Friday, 10 November 2017

AM I THE BAD GUY?

For the past few weeks, I've been having my midterm exams. All the exams are spread out quite evenly which sounds good and all but when you add in the assignments and presentations that come alongside all those stuffs in class, you'll understand when i say, i'm sleep deprived. 

To top it all off, I've been dealing with some 'friend' issues. 

Okay the issue thats been bothering me is that how people can easily make a judgement call based on one side of a story. 

In every story theres always two sides of the story. Both believing that they're right and believing that they're the victim in the situation. You will always perceive yourself as the one who is done wrong, never really the "bad guy"

Its easier to blame others than except your faults, right?

Maybe you guys won't believe me but somehow my side of the story hasn't been a wide spread amongst my fellow friends because i chose not to let people know. But since then, people have been misjudging me and its getting annoying. 

So I admit I did tell a few people but it somehow spread and now most people know my side of the story. I can't speak for most of them but the ones that I told did have a change in perspective on how they see things about me and the issue in hand. 

Most were understanding and supportive of me. But of course, it seemed like they took sides. Everyday there would be whispers in class. Every small thing i did was interpreted in a new way and resulted in me tiptoeing to do anything in class. 

I couldn't make a weird face expression without people trying to assume things. I couldn't go to the toilet without people assuming things. OK. To be frank, yes I went out of the class because I couldn't take seeing them too close. 

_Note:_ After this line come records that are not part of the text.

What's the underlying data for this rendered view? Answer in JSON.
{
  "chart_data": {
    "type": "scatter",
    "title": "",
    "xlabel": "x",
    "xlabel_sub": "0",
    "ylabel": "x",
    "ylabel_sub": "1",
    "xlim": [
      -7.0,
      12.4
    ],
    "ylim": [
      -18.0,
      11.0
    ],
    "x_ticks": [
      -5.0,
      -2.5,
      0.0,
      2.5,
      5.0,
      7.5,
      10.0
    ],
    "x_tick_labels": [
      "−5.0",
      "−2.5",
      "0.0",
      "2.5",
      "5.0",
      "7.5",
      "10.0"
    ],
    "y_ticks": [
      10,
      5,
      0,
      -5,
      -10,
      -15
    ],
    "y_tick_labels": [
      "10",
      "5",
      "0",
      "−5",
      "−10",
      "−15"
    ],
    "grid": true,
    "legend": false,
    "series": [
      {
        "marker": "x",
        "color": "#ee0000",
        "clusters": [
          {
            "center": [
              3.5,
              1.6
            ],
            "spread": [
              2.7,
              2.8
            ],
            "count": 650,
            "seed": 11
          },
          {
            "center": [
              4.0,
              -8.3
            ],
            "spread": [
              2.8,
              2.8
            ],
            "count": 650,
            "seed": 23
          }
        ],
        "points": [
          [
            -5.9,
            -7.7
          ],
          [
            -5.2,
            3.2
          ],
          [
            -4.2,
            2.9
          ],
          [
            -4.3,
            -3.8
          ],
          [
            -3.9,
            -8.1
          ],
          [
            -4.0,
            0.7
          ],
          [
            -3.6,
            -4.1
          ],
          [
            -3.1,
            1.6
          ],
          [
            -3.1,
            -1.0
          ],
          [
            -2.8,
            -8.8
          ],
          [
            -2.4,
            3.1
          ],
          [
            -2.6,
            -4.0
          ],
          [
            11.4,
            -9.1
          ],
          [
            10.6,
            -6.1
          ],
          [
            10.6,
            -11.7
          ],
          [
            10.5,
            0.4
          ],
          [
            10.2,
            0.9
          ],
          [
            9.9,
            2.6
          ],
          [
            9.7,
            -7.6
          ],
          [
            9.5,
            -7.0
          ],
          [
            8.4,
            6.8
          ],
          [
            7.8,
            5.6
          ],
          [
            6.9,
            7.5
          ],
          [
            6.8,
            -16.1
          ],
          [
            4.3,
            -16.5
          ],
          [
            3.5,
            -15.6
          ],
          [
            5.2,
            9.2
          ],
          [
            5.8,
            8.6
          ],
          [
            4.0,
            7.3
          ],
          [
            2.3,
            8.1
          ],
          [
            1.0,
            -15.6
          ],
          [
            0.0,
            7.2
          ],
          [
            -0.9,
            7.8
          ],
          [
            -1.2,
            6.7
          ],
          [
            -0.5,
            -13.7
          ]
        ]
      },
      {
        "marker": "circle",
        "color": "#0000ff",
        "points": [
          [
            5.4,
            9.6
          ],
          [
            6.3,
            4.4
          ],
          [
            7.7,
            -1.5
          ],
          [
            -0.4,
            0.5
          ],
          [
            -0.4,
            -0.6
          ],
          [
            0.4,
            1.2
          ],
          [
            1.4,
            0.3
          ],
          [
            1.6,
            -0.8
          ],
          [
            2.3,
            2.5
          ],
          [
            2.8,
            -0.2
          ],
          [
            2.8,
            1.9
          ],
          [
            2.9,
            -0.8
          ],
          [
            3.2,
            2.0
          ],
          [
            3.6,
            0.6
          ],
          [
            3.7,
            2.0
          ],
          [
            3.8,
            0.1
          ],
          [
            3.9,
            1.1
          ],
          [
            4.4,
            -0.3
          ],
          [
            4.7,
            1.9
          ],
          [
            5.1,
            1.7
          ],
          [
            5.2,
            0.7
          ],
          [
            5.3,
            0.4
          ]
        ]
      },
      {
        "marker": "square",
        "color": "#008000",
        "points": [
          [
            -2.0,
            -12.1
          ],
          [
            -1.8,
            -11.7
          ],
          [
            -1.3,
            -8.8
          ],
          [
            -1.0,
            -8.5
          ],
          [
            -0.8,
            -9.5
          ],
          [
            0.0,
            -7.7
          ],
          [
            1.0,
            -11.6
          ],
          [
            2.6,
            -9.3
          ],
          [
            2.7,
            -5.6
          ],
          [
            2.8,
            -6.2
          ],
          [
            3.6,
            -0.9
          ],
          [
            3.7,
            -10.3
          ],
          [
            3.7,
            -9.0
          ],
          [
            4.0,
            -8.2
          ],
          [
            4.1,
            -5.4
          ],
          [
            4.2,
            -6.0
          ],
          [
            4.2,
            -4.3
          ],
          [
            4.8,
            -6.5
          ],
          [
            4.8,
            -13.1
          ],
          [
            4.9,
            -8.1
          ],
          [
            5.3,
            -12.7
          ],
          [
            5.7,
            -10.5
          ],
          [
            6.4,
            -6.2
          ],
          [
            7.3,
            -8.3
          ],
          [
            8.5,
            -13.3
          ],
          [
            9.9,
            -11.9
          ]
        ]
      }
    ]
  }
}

What would you have me do? Simply explode then and there? For me, if i'm angry with a situation, i'd remove myself from that current situation and focus on calming myself down. Thats the patience I have. 

Its better to not let yourself having to endure the pain and fake like you're alright. Thus, I thought I did make a good call on that one. 

Other than that, I guess I just couldn't take the fake-ness of her anymore so there was a few faces that i made. Ok just admit it, if you found out someone was talking bad about you, would you really not get annoyed with that person?

And so, I've discovered a perfect revenge. 

I do absolutely nothing. If with me breathing bothers her, then I'll just breathe the heck out of it. I don't need to do much to annoy her because she's already annoyed with me. 

Trust me guys, I say this with complete faith
I. HAVE. NO. IDEA. WHY. SHE'S. MAD. AT. ME. 

and now, i simply don't care

So am I still the bad guy here?

For more details regarding this issue, you're welcome to ask me directly.